Along with the increase in household income and decline in poverty, home sizes got bigger. The number of owner-occupied homes with at least four bedrooms jumped from 29.7 percent to 31.3 percent.
People were slightly less mobile in the last half of the 2010s, with 86.2 percent staying in the same home in the 2016 to 2020 period, compared to 85.1 percent in the 2011 to 2015 span. Young adults, who tend to move more than any age group, also slowed down their mobility, with 76.4 percent of people between ages 25 and 34 staying put compared to 75 percent between 2011 and 2015. Demographers say overall mobility in the U.S. has declined in recent years because housing construction has not kept pace with population growth, and the increase in the debt people carry makes moving more difficult.

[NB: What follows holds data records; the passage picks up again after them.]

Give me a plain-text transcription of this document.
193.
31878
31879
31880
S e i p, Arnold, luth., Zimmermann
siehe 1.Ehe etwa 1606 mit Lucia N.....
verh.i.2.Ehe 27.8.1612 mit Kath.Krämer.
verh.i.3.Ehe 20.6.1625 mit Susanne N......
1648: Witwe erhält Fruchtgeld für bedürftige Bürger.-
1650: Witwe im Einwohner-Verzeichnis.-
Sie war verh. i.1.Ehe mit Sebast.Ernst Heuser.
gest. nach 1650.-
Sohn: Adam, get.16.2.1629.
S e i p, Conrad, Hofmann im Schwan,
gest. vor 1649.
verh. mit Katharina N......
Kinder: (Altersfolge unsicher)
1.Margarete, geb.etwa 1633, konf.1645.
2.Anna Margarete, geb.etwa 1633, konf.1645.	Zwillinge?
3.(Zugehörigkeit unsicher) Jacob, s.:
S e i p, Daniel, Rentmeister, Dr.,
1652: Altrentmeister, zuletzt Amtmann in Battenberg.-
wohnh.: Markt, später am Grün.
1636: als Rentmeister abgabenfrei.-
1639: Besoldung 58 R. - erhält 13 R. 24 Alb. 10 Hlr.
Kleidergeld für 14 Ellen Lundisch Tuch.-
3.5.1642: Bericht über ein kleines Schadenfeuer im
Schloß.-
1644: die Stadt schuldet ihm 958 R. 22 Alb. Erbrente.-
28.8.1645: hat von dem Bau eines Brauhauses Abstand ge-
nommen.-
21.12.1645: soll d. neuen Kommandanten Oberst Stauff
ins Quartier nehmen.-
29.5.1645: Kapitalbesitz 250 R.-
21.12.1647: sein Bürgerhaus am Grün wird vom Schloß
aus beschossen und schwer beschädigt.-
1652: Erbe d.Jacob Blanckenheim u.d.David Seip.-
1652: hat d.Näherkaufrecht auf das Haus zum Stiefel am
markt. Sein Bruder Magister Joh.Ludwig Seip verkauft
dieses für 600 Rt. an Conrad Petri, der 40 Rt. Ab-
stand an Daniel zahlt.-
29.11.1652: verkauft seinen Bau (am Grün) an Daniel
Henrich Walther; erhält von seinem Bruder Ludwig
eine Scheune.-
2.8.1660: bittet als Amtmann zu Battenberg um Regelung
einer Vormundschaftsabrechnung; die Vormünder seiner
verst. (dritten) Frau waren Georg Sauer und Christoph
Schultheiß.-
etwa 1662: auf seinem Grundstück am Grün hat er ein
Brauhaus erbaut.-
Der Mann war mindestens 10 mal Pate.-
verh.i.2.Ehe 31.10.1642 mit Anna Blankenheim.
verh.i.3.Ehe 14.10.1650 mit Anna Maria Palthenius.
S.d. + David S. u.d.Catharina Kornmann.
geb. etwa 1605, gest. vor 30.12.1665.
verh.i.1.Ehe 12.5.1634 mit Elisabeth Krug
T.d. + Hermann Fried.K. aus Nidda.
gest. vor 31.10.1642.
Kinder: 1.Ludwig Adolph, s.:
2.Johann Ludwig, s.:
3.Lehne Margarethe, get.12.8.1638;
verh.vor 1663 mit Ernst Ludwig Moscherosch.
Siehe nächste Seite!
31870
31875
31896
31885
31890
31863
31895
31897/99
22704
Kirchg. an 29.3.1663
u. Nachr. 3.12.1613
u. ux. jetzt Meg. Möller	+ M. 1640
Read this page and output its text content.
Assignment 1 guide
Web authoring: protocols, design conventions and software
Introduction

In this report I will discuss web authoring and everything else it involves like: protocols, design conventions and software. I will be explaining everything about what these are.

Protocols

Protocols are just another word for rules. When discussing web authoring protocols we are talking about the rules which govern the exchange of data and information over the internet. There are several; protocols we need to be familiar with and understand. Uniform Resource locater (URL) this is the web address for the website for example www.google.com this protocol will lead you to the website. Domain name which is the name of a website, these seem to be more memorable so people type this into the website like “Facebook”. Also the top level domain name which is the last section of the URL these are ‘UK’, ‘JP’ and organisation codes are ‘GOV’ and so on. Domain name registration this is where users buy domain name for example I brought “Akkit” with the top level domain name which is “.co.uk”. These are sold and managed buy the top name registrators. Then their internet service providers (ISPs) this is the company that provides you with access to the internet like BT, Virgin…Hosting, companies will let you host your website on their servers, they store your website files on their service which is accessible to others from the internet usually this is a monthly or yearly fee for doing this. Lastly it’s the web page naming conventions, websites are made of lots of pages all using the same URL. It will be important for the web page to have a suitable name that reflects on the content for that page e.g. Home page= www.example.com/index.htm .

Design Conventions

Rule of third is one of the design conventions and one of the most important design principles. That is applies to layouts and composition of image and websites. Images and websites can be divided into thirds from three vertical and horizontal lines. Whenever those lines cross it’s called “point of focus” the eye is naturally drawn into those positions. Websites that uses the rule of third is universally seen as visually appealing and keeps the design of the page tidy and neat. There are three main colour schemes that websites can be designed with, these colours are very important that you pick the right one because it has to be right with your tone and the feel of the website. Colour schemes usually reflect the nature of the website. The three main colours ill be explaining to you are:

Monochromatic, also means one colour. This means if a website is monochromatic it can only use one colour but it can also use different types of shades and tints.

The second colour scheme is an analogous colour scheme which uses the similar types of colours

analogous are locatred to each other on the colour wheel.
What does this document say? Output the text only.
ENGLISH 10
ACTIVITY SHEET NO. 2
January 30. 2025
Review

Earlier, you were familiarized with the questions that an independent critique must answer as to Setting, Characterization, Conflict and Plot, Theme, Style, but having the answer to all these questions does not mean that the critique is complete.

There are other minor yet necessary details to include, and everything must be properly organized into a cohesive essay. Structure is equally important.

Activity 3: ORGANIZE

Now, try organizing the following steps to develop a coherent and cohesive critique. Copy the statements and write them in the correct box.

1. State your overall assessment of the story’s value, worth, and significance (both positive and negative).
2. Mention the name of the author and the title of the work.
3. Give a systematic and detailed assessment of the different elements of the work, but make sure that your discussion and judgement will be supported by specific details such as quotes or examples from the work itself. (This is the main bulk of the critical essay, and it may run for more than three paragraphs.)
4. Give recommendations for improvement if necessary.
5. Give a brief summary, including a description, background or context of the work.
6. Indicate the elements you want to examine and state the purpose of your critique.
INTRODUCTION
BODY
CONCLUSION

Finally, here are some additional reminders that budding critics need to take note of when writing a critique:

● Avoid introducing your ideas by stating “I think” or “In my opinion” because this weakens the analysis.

The U.S. became better educated in the second half of the 2010s, with almost a third of the population over age 25 having a bachelor’s degree or higher between 2016 and 2020, compared to 29.8 percent between 2011 and 2015.
Income inequality was slightly higher at the end of the decade, and it was at its highest level in the 2010s than in more than five decades that records have been kept. It declined in the District of Columbia and Texas, and it rose most significantly in Wyoming.
The American Community Survey provides the most comprehensive data on American life by asking 3.5 million households each year questions about commuting times, internet access, family life, income, education levels, disabilities, military service and employment. Disruptions caused by the pandemic produced fewer responses in 2020. Because of the low response rate, the 1-year version of the survey capturing year-to-year changes did not measure up to Census Bureau standards and it only was released in an experimental format.
For the 5-year version of the American Community Survey released Thursday, the Census Bureau revised its methodology to reduce the impact from the lack of responses.